Increases in the pump station price of petrol have reached as high as 60 percent in countries from Venezuela to Saudi Arabia, Qatar, etc.
Yet, while organised labour may have misread the public disposition accurately, its protest seeks to feed into evident public irritation with a succession of ill-considered policies in the petroleum sector.
The ensuing flip-flops and reversals have seen the federal government, through the minister of state for petroleum, Ibe Kachikwu, rapidly transiting from an earlier claim that petrol subsidy had been removed and that at least a billion dollars was being saved per month, to proclaiming a price modulation template designed to manage the pump price for petrol.
Add to this confusion the earlier decision to reduce the pump price from N97 to N87 and then to N86.50, a renewed claim that some level of subsidy remained, which also needed to be removed, and now that it is all about the non-availability of foreign exchange for imports, necessitating a regime of “deregulation” — but one in which a price band is still being fixed for fuel at the pump.
Compounding this has been the recurrent public complaint – largely justified – that the Buhari government is one that barely communicates with Nigerians, even when seemingly acting with the best of intentions. And, that a lot of its activities are largely opaque, if not outrightly shrouded in mystery, as in the instance of the administration’s anti-corruptionprogramme’s recovery of stolen public assets, the extent of which Nigerians are still unaware of.
PREMIUM TIMES considers the current issue of the increase in the price of petrol – and some of the responses to it, such as that of labour – as serving a very cogent example of how things may go awry if the government does not start communicating its actions, policy directions and implementation regularly, clearly and coherently.
It is quite unfortunate that the government abruptly announced the fuel price increase of May 11, without prior information of or engagement with the public. This has left a lot to be desired, forcing on Nigerians the sudden need to cope with skyrocketing food, transportation and alternative energy costs. This is certainly at the core of the grouse of organised labour, whose proposal of a new minimum wage to reflect newer realities is still up for consideration.
It would do the leadership and general membership of organised labour in Nigeria good to re-evaluate their call for a strike aimed at shutting down the country from May 18 as it is already proving a difficult sell, lacking in crucial public buy in.
However, only recently the federal government announced its release of N350 billion for the commencement of capital projects across the country, and also a N500 billion economic palliative package to mitigate the effects of the fuel price hike. This is to involve a schools’ feeding programme for 5.5 million students; loans to traders, market women, artisans and those involved in agriculture; stipends for the desperately poor and vulnerable; payments for the training and deployment of unemployed graduates and education grants, across the country.

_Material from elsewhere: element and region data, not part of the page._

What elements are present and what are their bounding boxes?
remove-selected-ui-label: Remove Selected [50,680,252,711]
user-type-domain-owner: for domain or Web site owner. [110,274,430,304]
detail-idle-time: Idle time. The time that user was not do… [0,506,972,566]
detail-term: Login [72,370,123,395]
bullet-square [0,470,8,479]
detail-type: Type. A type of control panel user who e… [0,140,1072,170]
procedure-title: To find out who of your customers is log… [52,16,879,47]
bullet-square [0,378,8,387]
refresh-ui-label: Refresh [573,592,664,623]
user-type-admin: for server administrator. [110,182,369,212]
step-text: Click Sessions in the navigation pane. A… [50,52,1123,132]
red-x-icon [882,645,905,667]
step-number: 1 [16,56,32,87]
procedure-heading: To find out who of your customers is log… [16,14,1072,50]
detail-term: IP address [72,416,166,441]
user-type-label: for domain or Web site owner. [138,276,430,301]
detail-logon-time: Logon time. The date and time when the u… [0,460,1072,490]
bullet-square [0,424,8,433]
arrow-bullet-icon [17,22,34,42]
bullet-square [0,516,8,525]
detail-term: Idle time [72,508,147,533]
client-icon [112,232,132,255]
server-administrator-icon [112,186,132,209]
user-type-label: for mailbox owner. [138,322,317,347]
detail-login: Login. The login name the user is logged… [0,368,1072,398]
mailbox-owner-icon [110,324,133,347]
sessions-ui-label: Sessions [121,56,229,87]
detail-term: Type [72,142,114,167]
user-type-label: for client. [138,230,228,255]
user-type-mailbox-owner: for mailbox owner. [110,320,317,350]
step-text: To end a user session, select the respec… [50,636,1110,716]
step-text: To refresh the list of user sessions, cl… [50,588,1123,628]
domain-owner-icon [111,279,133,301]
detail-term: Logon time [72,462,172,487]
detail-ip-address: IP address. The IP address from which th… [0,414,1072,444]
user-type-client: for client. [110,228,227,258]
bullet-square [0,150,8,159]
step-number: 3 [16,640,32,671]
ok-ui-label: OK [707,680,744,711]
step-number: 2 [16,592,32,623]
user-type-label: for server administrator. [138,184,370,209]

In as much as these appear well intentioned, and great sections of the public seem to be interested in giving additional benefit of doubt to the Buhari administration, PREMIUM TIMES feels that it could be more worth the while of organised labour to be interested in ensuring that social welfare and protection programmes are assisted to become better targeted towards social vulnerabilities, and are more efficient. Civil society mechanisms need to be developed to ensure that these programmes are delivered on, with the funds meant for them not diverted, while people are supported to get back to work.
The leadership of the labour movement should not deplete any more of its legitimacy with the working people of this country. They should call off this ill-advised strike now.